Ignoré dans les politiques publiques, le choc du vieillissement coûtera vraisemblablement plus cher que la transition écologique. Pour Jean-Hervé Lorenzi et Alain Villemeur, un débat national s’impose pour repenser les solutions à la perte d’autonomie, identifier les ressources financières et les recrutements à assurer.
La transition écologique est à juste titre au cœur de toutes nos préoccupations. Nous savons qu’il nous faudra investir un minimum de 50 milliards d’euros annuellement jusqu’en 2050 pour obtenir la neutralité carbone à cette date. Mais, en fait le choc du vieillissement va vraisemblablement coûter encore plus cher, et nous en sommes aujourd’hui totalement inconscients.
Nos calculs montrent qu’il faudra faire face à une hausse des dépenses de protection sociale – retraite, santé, dépendance, aidants – d’au moins 100 milliards d’euros en 2032, puis de 140 en 2042.
L’arrivée aux âges élevés des générations du baby-boom bouleverse le paysage de la protection sociale. Leur entrée dans l’âge de la fragilité, induit une hausse des frais de santé et à partir de 2030, elles entreront massivement dans l’âge de la perte d’autonomie, ce qui accroîtra encore les dépenses. Les enjeux sociaux de cette transition sont majeurs et déstabilisants, ignorer ces défis expose à une détérioration insupportable de la protection sociale et à des inégalités croissantes. De plus, le risque de conflits intergénérationnels pourrait remettre en question les systèmes de financement et déstabiliser la société.
Agir pour le Grand âge, c’est maintenant !

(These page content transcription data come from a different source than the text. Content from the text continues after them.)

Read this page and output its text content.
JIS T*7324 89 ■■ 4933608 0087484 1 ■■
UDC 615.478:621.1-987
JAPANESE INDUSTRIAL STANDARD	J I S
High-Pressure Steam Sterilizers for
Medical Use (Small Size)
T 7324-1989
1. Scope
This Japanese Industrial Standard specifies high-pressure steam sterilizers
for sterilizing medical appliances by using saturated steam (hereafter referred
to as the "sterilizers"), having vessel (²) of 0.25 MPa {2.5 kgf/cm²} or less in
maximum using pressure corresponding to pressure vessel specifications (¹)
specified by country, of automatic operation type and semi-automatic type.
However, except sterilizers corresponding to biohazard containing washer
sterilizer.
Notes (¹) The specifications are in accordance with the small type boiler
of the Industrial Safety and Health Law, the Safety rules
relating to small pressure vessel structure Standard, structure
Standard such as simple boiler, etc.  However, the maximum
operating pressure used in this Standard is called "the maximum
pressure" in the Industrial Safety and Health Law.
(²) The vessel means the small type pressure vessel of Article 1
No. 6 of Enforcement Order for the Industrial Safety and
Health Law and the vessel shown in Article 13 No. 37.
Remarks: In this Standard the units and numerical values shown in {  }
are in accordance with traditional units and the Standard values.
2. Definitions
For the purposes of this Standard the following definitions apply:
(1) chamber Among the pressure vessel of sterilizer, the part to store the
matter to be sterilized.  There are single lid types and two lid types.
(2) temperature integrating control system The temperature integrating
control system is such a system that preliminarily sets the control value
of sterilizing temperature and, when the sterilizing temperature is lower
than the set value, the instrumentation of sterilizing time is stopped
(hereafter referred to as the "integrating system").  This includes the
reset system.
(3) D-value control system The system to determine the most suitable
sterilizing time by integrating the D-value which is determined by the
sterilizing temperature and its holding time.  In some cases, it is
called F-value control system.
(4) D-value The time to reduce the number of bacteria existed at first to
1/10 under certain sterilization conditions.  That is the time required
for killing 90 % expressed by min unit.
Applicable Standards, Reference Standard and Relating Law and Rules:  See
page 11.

L’actualité illustre qu’il faut enfin prendre à bras-le-corps ces questions. Car aujourd’hui, c’est la création d’un 5ième risque mais sans avoir assuré un vrai financement, c’est le scandale Orpéa , c’est la crise du financement des Ehpad et du recrutement dans les différents métiers indispensables, c’est la volonté affichée de favoriser le maintien à domicile mais sans aucune boussole…
Les multiples projets de loi envisagés ne sont pas à la hauteur des enjeux et le déni politique, persistant, devient insupportable. Un débat national s’impose pour repenser les solutions à la perte d’autonomie, identifier les ressources financières et les recrutements à assurer. Pour relever le défi du Grand âge, nous préconisons l’élaboration d’une politique qui s’appuierait sur trois parties.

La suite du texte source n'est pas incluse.